Quantcast

Hundreds Pack Upper East Side Church to Protest Marine Transfer Station

 Residents came out against the planned project on Tuesday, May 7 2013.The protest took place at  Church of the Holy Trinity , 316 E. 88th St.
East 91st Street Marine Transfer Station Protest
View Full Caption

YORKVILLE — Hundreds of residents blasted the planned East 91st Marine Transfer Station Tuesday, saying the project would leave poor and elderly residents vulnerable to high levels of pollution and vermin.

The newly formed coalition Pledge 2 Protect drew some 500 MTS opponents — including including Assemblyman and City Council contender Micah Kellner, City Councilwoman and Manhattan Borough President candidate Jessica Lappin, and mayoral candidate Sal Albanese — to a meeting at Church of the Holy Trinity at 316 E. 88th St. to sign a pledge against the project.

The protest largely reiterated long-standing concerns of project opponents, such as claims that an MTS poses health risks, perpetuates environmental injustice, and brings rats and noise to the neighborhood.

Lorraine Johnson, an Isaacs resident and one of the most vocal opponents of the station, lambasted the city's claim that the MTS fostered environmental equity.

"It is an injustice to think that we can just hop up and move out of the way. We're basically stuck," she said. "We don't have a choice to just go to the other side of the neighborhood."

Sarah Gallagher, who lives in the area and volunteers for neighborhood non-profit Upper Green Side, echoed Johnson's concerns, saying the MTS would foster the opposite of equity.

"The people in the luxury buildings will move away," Gallagher told DNAinfo.com New York. "The people in Isaacs and Holmes Towers — they are the hostages of this project."

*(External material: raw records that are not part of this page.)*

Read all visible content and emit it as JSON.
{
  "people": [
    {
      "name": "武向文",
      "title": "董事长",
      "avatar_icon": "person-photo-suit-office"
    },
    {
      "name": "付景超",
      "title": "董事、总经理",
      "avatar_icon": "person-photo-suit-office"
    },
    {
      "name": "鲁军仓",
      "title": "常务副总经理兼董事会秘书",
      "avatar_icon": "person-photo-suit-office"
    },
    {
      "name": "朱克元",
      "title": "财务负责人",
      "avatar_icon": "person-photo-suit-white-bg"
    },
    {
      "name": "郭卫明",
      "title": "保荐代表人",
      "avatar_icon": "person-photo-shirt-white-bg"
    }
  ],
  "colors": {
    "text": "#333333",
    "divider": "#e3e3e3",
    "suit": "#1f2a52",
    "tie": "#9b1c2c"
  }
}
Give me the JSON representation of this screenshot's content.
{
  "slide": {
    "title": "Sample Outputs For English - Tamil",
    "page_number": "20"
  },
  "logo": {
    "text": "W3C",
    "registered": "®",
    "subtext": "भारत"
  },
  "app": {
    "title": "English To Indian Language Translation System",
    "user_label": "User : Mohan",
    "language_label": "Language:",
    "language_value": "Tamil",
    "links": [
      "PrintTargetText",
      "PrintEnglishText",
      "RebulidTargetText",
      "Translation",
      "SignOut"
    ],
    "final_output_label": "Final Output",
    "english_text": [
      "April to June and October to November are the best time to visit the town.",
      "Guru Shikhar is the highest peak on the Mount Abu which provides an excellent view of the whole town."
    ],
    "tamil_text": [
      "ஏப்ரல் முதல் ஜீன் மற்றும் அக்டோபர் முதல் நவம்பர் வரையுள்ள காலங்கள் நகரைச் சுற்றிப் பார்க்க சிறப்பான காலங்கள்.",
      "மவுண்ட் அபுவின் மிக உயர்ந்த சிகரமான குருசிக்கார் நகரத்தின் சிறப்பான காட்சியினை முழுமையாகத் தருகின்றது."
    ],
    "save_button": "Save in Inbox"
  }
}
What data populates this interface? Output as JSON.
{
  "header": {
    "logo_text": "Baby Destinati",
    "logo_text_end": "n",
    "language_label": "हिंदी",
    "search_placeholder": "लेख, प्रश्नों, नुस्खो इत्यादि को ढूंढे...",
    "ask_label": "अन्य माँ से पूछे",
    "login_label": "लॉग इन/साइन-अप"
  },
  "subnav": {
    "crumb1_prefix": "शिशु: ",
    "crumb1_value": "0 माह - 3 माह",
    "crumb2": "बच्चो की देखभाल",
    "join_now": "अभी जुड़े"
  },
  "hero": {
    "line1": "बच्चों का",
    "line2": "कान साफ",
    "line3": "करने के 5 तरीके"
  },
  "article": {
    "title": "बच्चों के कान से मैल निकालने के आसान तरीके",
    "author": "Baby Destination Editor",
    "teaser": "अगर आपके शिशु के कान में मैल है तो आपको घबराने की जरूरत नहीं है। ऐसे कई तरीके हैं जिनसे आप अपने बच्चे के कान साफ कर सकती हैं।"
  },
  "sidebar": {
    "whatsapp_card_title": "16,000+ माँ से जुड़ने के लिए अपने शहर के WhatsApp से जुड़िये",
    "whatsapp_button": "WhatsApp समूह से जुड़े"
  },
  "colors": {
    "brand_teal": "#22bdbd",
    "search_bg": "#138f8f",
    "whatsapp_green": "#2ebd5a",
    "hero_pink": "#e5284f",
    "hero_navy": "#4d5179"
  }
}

The East 91st St. Station has long been part of the city's comprehensive waste management plan under Mayor Michael Bloomberg. His administration has refused to change course, maintaining that the trash project fosters equity in waste disposal.

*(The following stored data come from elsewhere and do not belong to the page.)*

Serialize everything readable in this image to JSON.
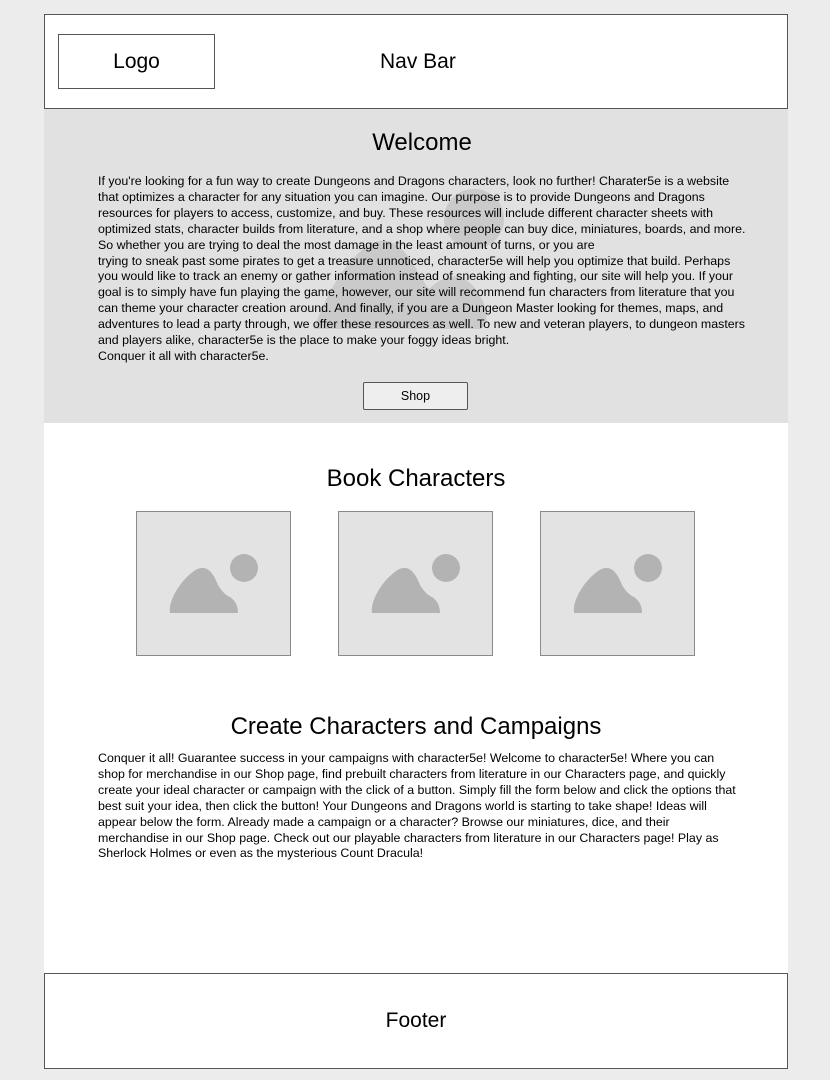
{
  "navbar": {
    "logo_label": "Logo",
    "nav_label": "Nav Bar"
  },
  "welcome": {
    "title": "Welcome",
    "body": "If you're looking for a fun way to create Dungeons and Dragons characters, look no further! Charater5e is a website\nthat optimizes a character for any situation you can imagine. Our purpose is to provide Dungeons and Dragons\nresources for players to access, customize, and buy. These resources will include different character sheets with\noptimized stats, character builds from literature, and a shop where people can buy dice, miniatures, boards, and more.\nSo whether you are trying to deal the most damage in the least amount of turns, or you are\ntrying to sneak past some pirates to get a treasure unnoticed, character5e will help you optimize that build. Perhaps\nyou would like to track an enemy or gather information instead of sneaking and fighting, our site will help you. If your\ngoal is to simply have fun playing the game, however, our site will recommend fun characters from literature that you\ncan theme your character creation around. And finally, if you are a Dungeon Master looking for themes, maps, and\nadventures to lead a party through, we offer these resources as well. To new and veteran players, to dungeon masters\nand players alike, character5e is the place to make your foggy ideas bright.\nConquer it all with character5e.",
    "shop_button": "Shop"
  },
  "book_characters": {
    "title": "Book Characters",
    "images": [
      "image-placeholder-icon",
      "image-placeholder-icon",
      "image-placeholder-icon"
    ]
  },
  "create": {
    "title": "Create Characters and Campaigns",
    "body": "Conquer it all! Guarantee success in your campaigns with character5e! Welcome to character5e! Where you can shop for merchandise in our Shop page, find prebuilt characters from literature in our Characters page, and quickly create your ideal character or campaign with the click of a button. Simply fill the form below and click the options that best suit your idea, then click the button! Your Dungeons and Dragons world is starting to take shape! Ideas will appear below the form. Already made a campaign or a character? Browse our miniatures, dice, and their merchandise in our Shop page. Check out our playable characters from literature in our Characters page! Play as Sherlock Holmes or even as the mysterious Count Dracula!"
  },
  "footer": {
    "label": "Footer"
  },
  "colors": {
    "page_background": "#ececec",
    "welcome_background": "#e1e1e1",
    "placeholder_fill": "#e3e3e3",
    "placeholder_icon": "#b3b3b3"
  }
}
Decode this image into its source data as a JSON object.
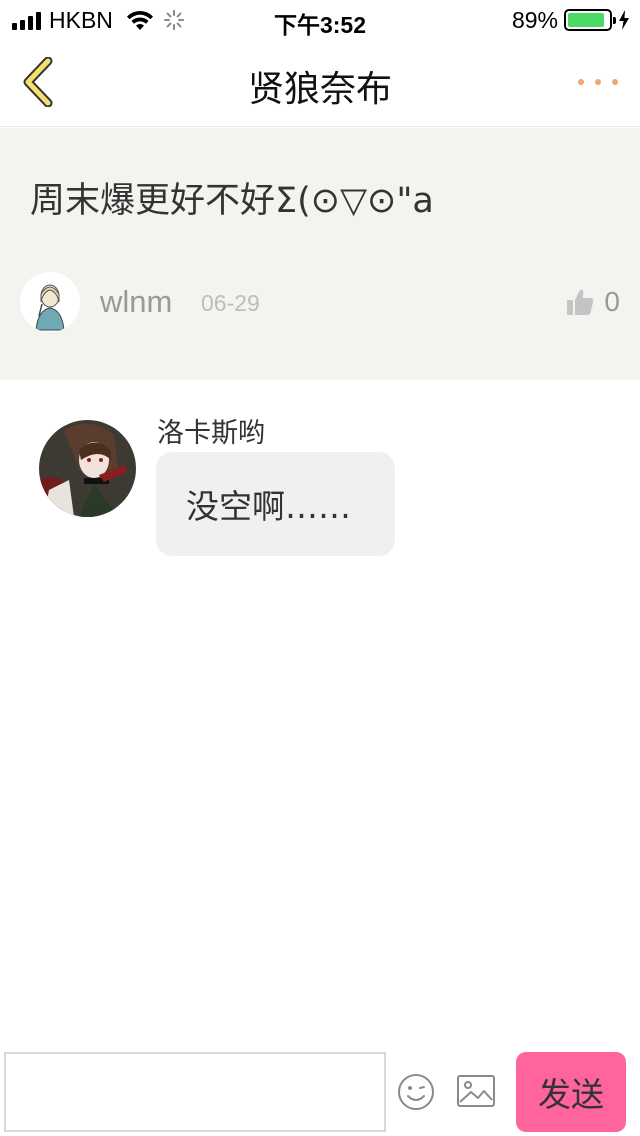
{
  "status_bar": {
    "carrier": "HKBN",
    "time": "下午3:52",
    "battery_percent": "89%",
    "battery_level": 0.89,
    "icons": [
      "signal-icon",
      "wifi-icon",
      "activity-spinner-icon",
      "battery-icon",
      "charging-bolt-icon"
    ]
  },
  "nav": {
    "back_icon": "chevron-left-icon",
    "title": "贤狼奈布",
    "more_icon": "more-dots-icon",
    "accent_color": "#f0a66e",
    "back_color": "#f5e06e"
  },
  "post": {
    "title": "周末爆更好不好Σ(⊙▽⊙\"a",
    "author": "wlnm",
    "date": "06-29",
    "like_icon": "thumbs-up-icon",
    "likes": "0",
    "background": "#f3f3ef"
  },
  "comments": [
    {
      "name": "洛卡斯哟",
      "text": "没空啊……"
    }
  ],
  "composer": {
    "input_value": "",
    "emoji_icon": "emoji-icon",
    "image_icon": "image-icon",
    "send_label": "发送",
    "send_color": "#ff649c"
  }
}
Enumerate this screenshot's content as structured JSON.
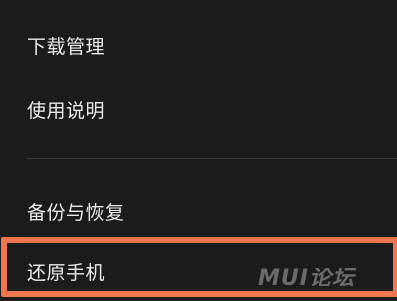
{
  "menu": {
    "items": [
      {
        "label": "下载管理"
      },
      {
        "label": "使用说明"
      },
      {
        "label": "备份与恢复"
      },
      {
        "label": "还原手机"
      }
    ]
  },
  "highlight": {
    "color": "#f0764f",
    "target": "还原手机"
  },
  "watermark": {
    "text": "MUI论坛"
  },
  "colors": {
    "background": "#1b1b1b",
    "text": "#ebebeb",
    "divider": "#3a3a3a"
  }
}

"Each borough will bear some responsibility for its trash and reduce the use of trucks used to transport garbage by moving to the use of barges, which is why the facility is located on the water," Bloomberg officials told DNAinfo in the past. "We cannot go back to the days when some boroughs got a free pass by sending their trash across a river or over a bridge."

Still, Kelly Nimmo-Guenther, president of Pledge 2 Protect, told the crowd how the coalition intended to put the brakes on the project.

"An election year offers us new opportunities," Nimmo-Gunther said. "We have to be very careful how we're going to do this, and we have to be strategic how we're going to do this."

Nimmo-Gunther said the movement's key goals included getting 20,000 signatures on the pledge, and later "spending significant resources communicating to you all how politicians stand on these issues."

"We're going to be showing them the numbers that we have," said Nimmo-Gunther.

She added that Pledge 2 Protect had already collected 7,000 signatories since its launch less than two weeks ago.

This mobilization might impact most directly City Council Speaker and mayoral hopeful Christine Quinn, who supports the MTS project; many of her opponents either oppose the project or have said they are willing to further study the issue.

For Upper East Side politicians present Tuesday, the implications of MTS support were quite clear.

"You're not getting votes in this community," Kellner told DNAinfo.com New York, adding: "This neighborhood can swing this election."